Revolutionary Guard: We will keep 'death to America' slogan
Ayatollah Ahmad Khatami: Death to America chant will continue throughout nuclear talks • Revolutionary Guard says the slogan is fitting for America's "untrustworthy" leadership • Report: China to fund Iran with $20 billion in withheld oil money.
Dan Lavie and News Agencies
Iranian Foreign Minister Mohammad Javad Zarif
Photo credit: Reuters
Ahead of Iran's annual Death to America Day Monday, commemorating the Iranian takeover of the U.S. Embassy in Tehran 34 years ago, the Revolutionary Guard announced they are still committed to the slogan "death to America." The Guard's website claims that "the slogan is a symbol of the Iranian nation's power and determination against the oppressive rule of America, an untrustworthy nation."
The website further states that the recent uproar over American surveillance of foreign leaders proves that "it is impossible to trust the leadership in the White House." Senior Ayatollah Ahmad Khatami said in a speech in Tehran that Iran will continue to use the "death to America" mantra throughout nuclear talks.
As the next round of nuclear talks between Iran and the West is set to begin, International Atomic Energy Agency Director-General Yukiya Amano said there has been a substantial change in the Islamic republic's stance on the nuclear issue.
At a conference in Washington, Amano said that there is "substance" in Iran's new proposals. He expressed optimism about the continuation of talks and said that Iran is prepared to work with IAEA.
In contrast, Iranian Foreign Minister Mohammad Javad Zarif said over the weekend that Western countries need to adopt a new position for negotiations to succeed, lest the international community miss "the opportunity to make a deal" with Iran. "Ten years ago, Iran had less than 160 centrifuges spinning, now it has over 18,000," said Zarif.
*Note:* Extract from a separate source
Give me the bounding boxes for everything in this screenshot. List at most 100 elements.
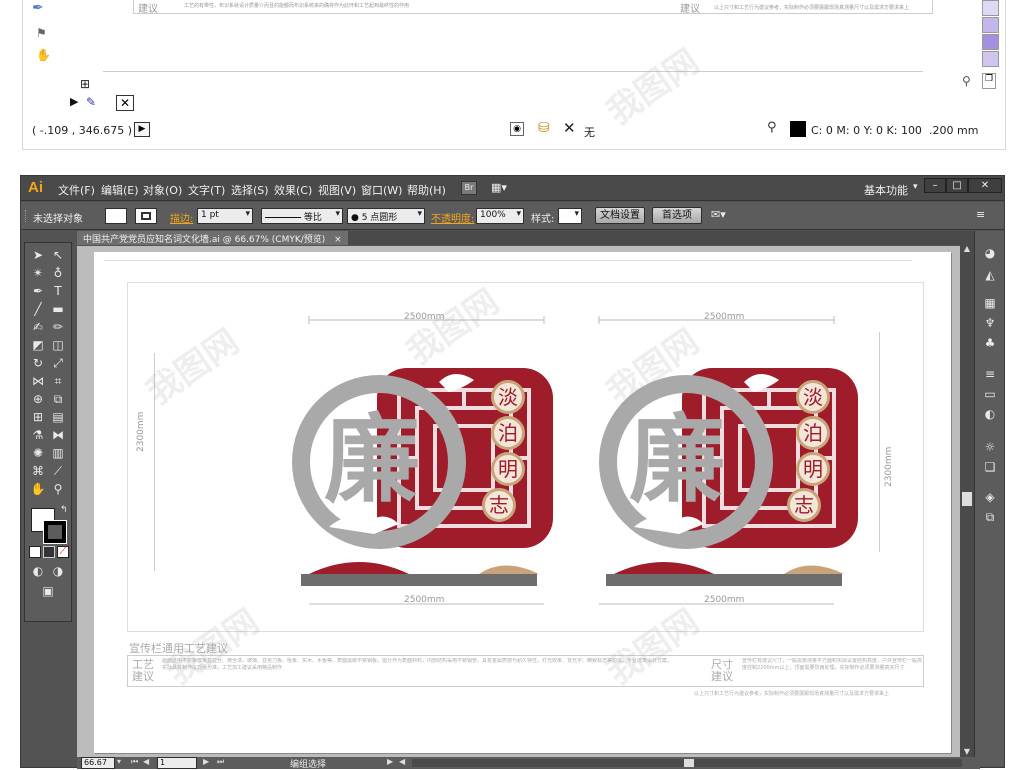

A decade ago, he added, "Iran's economy was prospering. Now sanctions are hurting the wrong segment of the population. I hope we have come to understand that approach was wrong."
As the Iranian economy flounders under the pressure of economic sanctions, a local Iranian news website reported that China has agreed to fund Iranian projects with $20 billion in oil money that was never transferred to the Islamic republic due to sanctions.
Tehran's chief nuclear negotiator Abbas Araqchi said there is still a "long path" until a deal is reached.